231Türkiye bugün genç bir nüfusa sahiptir. Yaklaşık 22,6 milyon kişi ya da nüfusun yüzde 31,1’i 18 yaşın altındadır. Türkiye’de kız ve erkek çocukların büyük bölümü, genellikle istikrarlı ailelerinde ana-babaları tarafından bakılıp büyütülüyor. Yeterince beslenip, temel sağlık hizmetlerinden yararlanmakta ve en azından ilköğretim düzeyinde eğitime tam katıla bilmektedirler.  Ülkemizde 5 yaşından küçük çocuklarda ölüm oranı düşmüş; çocuk beslenmesinde ve temel sağlık hizmetlerinden yararlanmada ilerlemeler sağlanmıştır. Çocuk yaşamının kalitesi, çocuk haklarına daha fazla duyarlılık gösterilerek daha da gelişmektedir. Ülkemizde birçok alanla alakalı değişim ve gelişimden çocuklara düşen bölüm olarak bu gelişmeleri görebiliriz.

Fakat özellikle dikkate alınması gereken hususlar çocuklara yönelik şiddet, çocukların katılım hakları, bu arada daha kapsayıcı, fon tahsisli ve daha çocuk merkezli bir eğitim sistemi dâhil olmak üzere tüm kamu hizmetlerinin sürekli olarak iyileştirilmesi ve yaygınlaştırılması yolunda neler yaptığımız veya yapabileceğimizdir.

Toplumsal cinsiyet kalıpları kız çocuklara ev içi roller ve düşük beklentiler dayatmaktadır ve bu durum kız çocukların eğitimini ve boş zaman kullanımını etkilemektedir. Kimi çocuklar özellikle kırsal kesimindeki ve ülkenin doğusundaki yoksul çocuklar bugün de başkalarının yararlandıkları eğitim, sağlık ve beslenme imkanlarından yeterince yararlanamamaktadır. Ücra ve kırsal bölgelerde ve hızla büyüyen kent mahallelerinde eğitim ve sağlık hizmetlerinde donanım ve personel yetersizlikleri görülmektedir.

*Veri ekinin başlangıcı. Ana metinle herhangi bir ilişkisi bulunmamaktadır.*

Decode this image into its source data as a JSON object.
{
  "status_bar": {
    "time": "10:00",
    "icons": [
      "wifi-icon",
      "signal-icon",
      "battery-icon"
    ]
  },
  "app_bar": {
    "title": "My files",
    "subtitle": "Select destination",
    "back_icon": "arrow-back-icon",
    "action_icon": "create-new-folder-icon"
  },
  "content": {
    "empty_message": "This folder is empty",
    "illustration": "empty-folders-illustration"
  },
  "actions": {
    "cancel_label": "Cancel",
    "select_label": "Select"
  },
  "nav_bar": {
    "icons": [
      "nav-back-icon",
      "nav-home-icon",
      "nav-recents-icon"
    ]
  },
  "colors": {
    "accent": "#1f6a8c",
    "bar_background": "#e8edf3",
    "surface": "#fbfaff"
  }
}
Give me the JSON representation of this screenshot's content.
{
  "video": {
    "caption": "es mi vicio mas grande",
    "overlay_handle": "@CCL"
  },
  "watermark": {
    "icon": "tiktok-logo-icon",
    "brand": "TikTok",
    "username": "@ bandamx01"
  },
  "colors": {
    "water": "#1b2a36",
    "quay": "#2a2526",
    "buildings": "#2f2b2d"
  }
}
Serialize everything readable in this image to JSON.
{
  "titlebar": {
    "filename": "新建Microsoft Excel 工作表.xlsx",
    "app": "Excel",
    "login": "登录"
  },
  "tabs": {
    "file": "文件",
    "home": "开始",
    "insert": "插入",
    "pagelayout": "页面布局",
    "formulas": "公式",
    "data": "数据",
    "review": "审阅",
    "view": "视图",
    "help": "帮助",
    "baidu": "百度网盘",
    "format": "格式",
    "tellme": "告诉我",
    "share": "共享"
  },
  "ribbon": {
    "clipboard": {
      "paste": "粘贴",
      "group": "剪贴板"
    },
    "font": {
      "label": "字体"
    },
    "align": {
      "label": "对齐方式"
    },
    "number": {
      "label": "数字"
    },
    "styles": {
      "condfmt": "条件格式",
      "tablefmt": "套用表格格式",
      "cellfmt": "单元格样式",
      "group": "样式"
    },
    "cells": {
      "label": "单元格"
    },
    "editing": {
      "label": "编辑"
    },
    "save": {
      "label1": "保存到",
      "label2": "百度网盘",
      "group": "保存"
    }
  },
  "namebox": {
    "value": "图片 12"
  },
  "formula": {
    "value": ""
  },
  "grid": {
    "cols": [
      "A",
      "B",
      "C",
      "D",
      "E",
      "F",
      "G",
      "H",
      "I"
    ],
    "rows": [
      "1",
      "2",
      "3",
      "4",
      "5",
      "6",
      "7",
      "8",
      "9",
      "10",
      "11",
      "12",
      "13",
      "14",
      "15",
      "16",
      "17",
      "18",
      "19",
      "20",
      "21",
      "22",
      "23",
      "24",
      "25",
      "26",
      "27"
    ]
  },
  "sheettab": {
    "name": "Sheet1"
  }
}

Başka ülkelerde de olduğu gibi yoksulluk, kentleşme ve aşırı tüketim giderek daha fazla sayıda çocuk sokak yaşamı, emek sömürüsü, yasalarla sorun (zanlı veya mağdur olarak), şiddet ve bağımlılık gibi sorunlarla karşılaşmaktadır. Son yıllarda ayrıca çocukların cinsel sömürüsü, kızlarda erken evlilik, namus cinayetleri/intihara zorlama, uyuşturucu bağımlılığı ve kayıp çocuklar olgusu da kaygı verici boyutlara ulaşmıştır. Bu ve benzeri riskleri azaltmanın en iyi yolu, çocukları yoksulluktan kurtarmak, gerek çocukların gerekse ana-babaların eğitim ve becerilerini geliştirmek, profesyonellerin ve genel kamuoyunun çocuk hakları konusundaki bilgilerini arttırmaktır. Ayrıca, önleme ve müdahale gibi alanlarda somut politikalar geliştirilmesi gerekmektedir. Bu politikalar, gündemdeki olguya ilişkin ayrıntılı bilgiyi temel almalı, yeterince ödenek ayrılmalı ve sağlam bir yasal çerçeve ile desteklenmelidir. İstismara maruz kalan, sokakta yaşayan veya suça itilen çocuklara yönelik rehabilitasyon hizmetleri; çalışan çocuklara yönelik eğitim, destek ve diğer etkinlikler; aile danışmanlık hizmetleri ve ayni ve maddi sosyal yardımların yanı sıra sağlık sektörü, yerel idareler, Sivil Toplum Kuruluşları (STK) ve başka kuruluşlar da olumsuz deneyimleri olan çocuklara yönelik tesislerin artırılması gerekmekte, özellikle güç durumdaki çocuklar için, sağlıktan eğitime, adaletten güvenliğe kadar tüm sektörleri içine alan bir erken tanı sevk ve destek sistemi geliştirilmelidir.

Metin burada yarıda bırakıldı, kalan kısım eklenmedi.